Ciò è per un motivo semplice che, immodestamente, ripetiamo da un paio di anni (vedi articoli su Formiche.net). Le intese europee vanno cercate e trovate a livello di governi non di partiti, perché qualunque partito poi al governo farà quello che è bene per il suo Paese, non quello che aveva gridato alla campagna elettorale.
Il fatto che destra o sinistra in Italia non vedano l’interesse nazionale dell’Italia, non lo capiscano, al di là del nazionalismo o antinazionalismo di facciata, prova lo spappolamento del pensiero del Paese.
L’isolamento dell’Italia nell’Unione europea e la concentrazione invece del dibattito romano sulla riforma del premierato e dell’autonomia differenziata, accentuano questo distacco. Il fatto che destra o sinistra su ciò si confrontino a muso duro senza vedere che in teoria ci sarebbe uno spazio di discussione, come spiega Stefano Folli, dimostra ancora di più un’astrattezza del dibattito.
Tale astrattezza è comprovata dall’ultimo risultato delle elezioni regionali in Basilicata in cui il 68% dei Lucani ha votato con i piedi (non recandosi alle urne) contro l’attuale offerta dei partiti. Il Presidente Sergio Mattarella ha già lanciato un allarme di cercare la partecipazione dei votanti, ma evidentemente il suo appello è rimasto inascoltato.
Nei fatti quindi il dibattito reale non è premierato sì o no, ma chi è con Mattarella e chi contro. A conti fatti il partito di Mattarella avrebbe oggi la maggioranza assoluta. Su questo anche governo e opposizione forse dovrebbero riflettere per evitare di spingere Roma sul percorso che fu di Napoli.
Dietro questo scenario ci sono conti concreti, anche se di bottega. Dopo le elezioni europee è probabile una procedura europea contro l’Italia per i suoi conti ormai fuori controllo. Tanti Paesi europei hanno svirgolato dopo il Covid, ma nessuno è uscito fuori dalle righe in termini percentuali e assoluti come Roma. L’Europa non ce la fa più a saldare i buffi italiani, quindi, chiederebbe di pagare almeno una parte del dovuto.
Di fronte a questa possibilità la Lega di Matteo Salvini e il M5S di Giuseppe Conte pare si stiano preparando a una campagna contro la Ue accusandola di ogni nefandezza e sulla cresta della protesta spingerebbero per limitare gli aiuti all’Ucraina come richiesto da Nato e soprattutto da Germania, Polonia e Francia. Cioè l’emozione antieuropea nasconderebbe, più o meno consciamente, un’agenda filorussa.

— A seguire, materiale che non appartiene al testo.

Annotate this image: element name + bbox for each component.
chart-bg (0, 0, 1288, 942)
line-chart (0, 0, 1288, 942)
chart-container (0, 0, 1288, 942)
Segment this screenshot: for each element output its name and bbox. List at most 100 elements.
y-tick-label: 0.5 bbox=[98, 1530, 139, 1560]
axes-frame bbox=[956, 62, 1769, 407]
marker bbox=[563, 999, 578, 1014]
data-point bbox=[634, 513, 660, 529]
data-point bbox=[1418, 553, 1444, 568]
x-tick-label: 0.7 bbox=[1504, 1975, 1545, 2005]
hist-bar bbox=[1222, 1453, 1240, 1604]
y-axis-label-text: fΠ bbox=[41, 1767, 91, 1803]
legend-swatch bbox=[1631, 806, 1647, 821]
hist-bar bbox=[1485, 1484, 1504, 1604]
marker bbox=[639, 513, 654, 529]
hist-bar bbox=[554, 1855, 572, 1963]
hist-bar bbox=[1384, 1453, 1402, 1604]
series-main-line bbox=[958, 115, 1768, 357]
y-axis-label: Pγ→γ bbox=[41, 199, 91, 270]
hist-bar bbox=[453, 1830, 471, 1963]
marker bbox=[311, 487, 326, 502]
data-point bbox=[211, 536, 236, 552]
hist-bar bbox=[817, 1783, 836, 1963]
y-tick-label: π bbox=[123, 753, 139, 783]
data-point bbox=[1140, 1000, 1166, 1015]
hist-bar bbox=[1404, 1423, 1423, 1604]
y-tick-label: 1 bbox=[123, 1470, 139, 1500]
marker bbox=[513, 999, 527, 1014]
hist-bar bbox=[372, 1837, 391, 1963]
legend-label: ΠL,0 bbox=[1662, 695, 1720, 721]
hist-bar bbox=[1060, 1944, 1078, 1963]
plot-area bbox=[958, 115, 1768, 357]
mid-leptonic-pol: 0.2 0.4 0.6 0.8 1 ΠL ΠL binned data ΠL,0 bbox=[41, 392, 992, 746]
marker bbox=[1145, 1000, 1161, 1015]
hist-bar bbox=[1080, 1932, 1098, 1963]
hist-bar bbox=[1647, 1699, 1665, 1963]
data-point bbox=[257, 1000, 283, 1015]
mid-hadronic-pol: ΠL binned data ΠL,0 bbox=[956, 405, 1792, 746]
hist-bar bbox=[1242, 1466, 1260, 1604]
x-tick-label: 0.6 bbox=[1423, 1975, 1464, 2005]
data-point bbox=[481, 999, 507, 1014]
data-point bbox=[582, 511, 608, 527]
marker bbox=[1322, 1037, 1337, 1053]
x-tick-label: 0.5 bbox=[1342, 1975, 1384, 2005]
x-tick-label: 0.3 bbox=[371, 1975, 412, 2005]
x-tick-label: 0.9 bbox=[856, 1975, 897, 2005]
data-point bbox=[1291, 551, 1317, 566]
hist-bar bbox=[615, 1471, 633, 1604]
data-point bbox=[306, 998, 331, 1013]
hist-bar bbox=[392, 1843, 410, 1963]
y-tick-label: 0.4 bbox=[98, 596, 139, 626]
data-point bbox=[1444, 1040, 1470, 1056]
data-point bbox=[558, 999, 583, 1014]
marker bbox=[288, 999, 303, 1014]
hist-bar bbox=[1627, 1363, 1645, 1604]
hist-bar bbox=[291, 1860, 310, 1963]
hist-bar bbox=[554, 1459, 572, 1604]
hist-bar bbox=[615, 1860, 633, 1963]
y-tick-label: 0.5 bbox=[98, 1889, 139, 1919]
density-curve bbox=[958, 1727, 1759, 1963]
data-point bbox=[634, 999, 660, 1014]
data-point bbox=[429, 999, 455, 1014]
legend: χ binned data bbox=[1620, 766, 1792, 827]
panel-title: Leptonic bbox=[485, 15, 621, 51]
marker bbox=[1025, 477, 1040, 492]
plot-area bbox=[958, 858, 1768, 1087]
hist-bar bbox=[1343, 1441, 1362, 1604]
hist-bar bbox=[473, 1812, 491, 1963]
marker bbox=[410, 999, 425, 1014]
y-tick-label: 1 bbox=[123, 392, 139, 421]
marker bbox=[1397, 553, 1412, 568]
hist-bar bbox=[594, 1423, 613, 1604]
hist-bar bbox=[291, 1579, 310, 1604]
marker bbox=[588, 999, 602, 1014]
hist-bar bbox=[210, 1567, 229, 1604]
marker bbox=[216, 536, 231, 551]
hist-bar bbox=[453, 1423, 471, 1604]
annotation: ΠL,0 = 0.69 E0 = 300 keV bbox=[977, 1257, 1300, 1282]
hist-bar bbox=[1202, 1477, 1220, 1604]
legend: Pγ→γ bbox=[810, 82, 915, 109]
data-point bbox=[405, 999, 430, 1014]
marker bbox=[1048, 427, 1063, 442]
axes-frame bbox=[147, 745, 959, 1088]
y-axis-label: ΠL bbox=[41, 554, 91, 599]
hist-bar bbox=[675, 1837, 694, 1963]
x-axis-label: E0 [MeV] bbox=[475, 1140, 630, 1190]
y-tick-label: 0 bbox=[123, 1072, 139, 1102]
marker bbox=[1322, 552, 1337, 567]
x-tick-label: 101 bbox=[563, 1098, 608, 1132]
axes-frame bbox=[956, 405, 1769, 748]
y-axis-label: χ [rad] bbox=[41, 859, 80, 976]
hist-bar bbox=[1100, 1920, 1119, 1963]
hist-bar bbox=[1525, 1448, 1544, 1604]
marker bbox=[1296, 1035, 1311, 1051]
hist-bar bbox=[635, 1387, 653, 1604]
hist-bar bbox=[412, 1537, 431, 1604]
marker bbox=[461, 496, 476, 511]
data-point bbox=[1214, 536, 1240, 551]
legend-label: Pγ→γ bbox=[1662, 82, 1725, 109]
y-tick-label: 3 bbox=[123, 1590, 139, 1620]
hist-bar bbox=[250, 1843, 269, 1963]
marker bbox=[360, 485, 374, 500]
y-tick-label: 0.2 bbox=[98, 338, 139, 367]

Per non essere schiacciati, FdI di Giorgia Meloni e il PD di Elly Schlein avrebbero scelto di unirsi ieri al fronte “anti europeo di facciata”.
Forse la scelta ha un suo senso, ma rimane l’isolamento dell’Italia. Inoltre, già da oggi Roma non ha margini politici sostanziali sui due dossier più importanti, economia e politica estera.
Rimane solo il baccano possibile quanto controproducente delle piazze, le polemiche più o meno culturali sul sesso degli uomini o degli angeli. Da qui ci vorrebbe sì un colpo d’ala angelico.